'Unity Song' by composer Samuel Clay Birmaher: A sonic encounter with Tamiko Kawata's Together II (Waterfall)
Join us for a special listening event featuring Unity Song, a multi-hour composition by Samuel Clay Birmaher written to accompany Tamiko Kawata’s Together II (Waterfall). Echoing Kawata’s use of safety pins, the music is built from a simple musical unit that can connect with itself in different ways, forming communities of notes that coalesce and disperse as the music breathes. In tandem with the artwork, at a pace far below that of daily life, the music invites the listeners into a shared space of unfractured attention.
The listening event will unfold over the course of one week in the gallery. Seating will be available throughout the space, and visitors are invited to sign up for one-hour listening slots, allowing time to settle in and experience the music in relation to the artwork. Guests may come and go during their reserved hour, encouraging focused, unhurried listening within the gallery setting.
Free to attend, with limited registration. Please RSVP via the form linked below:
Please contact claire@alisonbradleyprojects.com with any further questions.
PROGRAM NOTE
Unity Song is a three-hour composition for keyboard written in dialogue with Tamiko Kawata’s Together II (Waterfall). In this realization, a pre-recorded live performance is played ambiently within the space.
This autumn, when I joined other volunteers in creating the strands that make up this installation, I witnessed how the bonds of safety pins we made with our hands became the human bonds we began forming naturally with each other. My focus on this was strengthened by my conversations with Kawata in preparation for writing the music. Like the artwork, the music is fundamentally about connection.
Echoing Kawata’s use of safety pins, Unity Song is built entirely from a simple musical unit that can connect with versions of itself in different ways.
As the music slowly breathes, the units coalesce into communities of notes, then disperse again into emptiness. This ebb and flow develops in cycles, each time transformed into something new, but always formed out of the same musical atom. And as with everything else in this music, the ending connects back to the beginning in an unbroken flow.
Unity Song’s transparency—its sounds, its silences, its arc and its flow—is in service to acting as a focusing lens for the space it exists in. Together with the artwork, unfolding at a pace beyond the rhythms of daily life, the music invites listeners to enter a shared space of unfractured attention.
COMPOSER BIOGRAPHY
Samuel Clay Birmaher (rhymes with “here and there”) is a composer living and working in New York City, writing primarily notated music for acoustic instruments. His music tells stories about internal and external worlds, using familiar musical elements to create undefined symbols.
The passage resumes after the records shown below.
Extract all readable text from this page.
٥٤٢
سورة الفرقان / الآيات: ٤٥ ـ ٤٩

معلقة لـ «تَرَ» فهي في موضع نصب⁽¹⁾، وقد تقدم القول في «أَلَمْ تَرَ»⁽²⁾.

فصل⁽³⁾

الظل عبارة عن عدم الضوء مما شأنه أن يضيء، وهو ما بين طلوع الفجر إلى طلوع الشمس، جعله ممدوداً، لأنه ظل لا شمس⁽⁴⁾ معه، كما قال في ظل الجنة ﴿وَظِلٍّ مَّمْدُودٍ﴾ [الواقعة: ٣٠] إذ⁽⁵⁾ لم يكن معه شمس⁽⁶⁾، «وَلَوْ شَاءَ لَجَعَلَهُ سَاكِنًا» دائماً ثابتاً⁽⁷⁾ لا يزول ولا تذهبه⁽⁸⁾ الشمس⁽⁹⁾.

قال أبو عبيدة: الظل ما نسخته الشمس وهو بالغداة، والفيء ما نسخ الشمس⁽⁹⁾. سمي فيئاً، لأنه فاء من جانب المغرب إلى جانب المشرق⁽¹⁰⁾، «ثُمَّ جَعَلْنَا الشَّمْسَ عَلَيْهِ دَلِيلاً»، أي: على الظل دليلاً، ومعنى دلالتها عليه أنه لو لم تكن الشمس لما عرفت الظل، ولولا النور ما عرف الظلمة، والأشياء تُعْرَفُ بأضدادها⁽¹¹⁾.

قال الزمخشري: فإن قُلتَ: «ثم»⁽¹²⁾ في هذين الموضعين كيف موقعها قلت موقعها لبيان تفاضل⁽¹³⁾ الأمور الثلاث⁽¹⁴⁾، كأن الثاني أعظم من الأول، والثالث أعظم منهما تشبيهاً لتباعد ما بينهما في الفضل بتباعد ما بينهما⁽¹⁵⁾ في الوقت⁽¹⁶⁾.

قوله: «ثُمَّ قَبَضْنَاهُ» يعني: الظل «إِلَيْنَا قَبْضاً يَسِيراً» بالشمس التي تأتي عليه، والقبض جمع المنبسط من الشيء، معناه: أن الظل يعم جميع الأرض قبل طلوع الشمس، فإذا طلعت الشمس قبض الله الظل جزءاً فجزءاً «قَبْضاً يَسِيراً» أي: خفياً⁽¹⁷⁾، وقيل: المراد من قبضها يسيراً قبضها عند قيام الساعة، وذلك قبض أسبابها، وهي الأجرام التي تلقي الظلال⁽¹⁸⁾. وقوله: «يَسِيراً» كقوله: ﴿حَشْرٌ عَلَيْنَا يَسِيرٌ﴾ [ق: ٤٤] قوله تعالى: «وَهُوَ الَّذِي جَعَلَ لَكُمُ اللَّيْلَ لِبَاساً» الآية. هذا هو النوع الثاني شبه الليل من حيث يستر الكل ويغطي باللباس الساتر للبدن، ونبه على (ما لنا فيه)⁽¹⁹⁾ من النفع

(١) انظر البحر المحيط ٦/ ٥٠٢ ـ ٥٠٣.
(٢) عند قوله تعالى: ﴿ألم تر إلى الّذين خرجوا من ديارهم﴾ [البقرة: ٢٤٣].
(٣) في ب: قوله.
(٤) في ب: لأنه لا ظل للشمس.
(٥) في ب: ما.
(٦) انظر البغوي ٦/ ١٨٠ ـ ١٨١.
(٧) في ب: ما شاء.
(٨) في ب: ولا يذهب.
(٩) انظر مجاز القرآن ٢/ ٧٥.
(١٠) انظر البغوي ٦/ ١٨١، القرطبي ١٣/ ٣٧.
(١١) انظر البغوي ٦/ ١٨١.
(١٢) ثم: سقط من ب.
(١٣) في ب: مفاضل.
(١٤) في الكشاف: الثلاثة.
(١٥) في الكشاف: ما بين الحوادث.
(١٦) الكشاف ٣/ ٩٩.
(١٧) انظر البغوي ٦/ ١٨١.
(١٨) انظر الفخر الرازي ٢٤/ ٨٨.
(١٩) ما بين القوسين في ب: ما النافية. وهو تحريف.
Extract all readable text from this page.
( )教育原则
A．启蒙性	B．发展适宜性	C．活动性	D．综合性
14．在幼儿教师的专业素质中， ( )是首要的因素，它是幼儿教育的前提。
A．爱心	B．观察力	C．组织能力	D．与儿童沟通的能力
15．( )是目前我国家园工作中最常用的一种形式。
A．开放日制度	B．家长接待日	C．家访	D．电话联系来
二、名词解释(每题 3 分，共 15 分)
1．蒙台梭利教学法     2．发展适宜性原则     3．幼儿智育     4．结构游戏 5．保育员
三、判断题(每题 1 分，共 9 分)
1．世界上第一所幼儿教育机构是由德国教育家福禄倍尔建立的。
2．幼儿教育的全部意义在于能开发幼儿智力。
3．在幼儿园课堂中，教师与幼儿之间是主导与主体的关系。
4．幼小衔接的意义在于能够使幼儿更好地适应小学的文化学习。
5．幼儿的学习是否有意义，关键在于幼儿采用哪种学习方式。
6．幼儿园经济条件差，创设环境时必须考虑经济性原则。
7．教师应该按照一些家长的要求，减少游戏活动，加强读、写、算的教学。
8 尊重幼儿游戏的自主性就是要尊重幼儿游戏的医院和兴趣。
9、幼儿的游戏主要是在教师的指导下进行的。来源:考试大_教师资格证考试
Recent projects include a collaboration with Terry Riley on his open-ended work The Holy Liftoff for flutist Claire Chase, premiered by her with the JACK Quartet and featured in the 2025 Ojai Music Festival, and How to Become an Idea, a concert-length diptych of perceptual solos for violinist Christopher Otto. In 2026, Mode Records will release his first album, Bleeding Heart Transformation, a long meditation for solo guitar performed by David Nadal.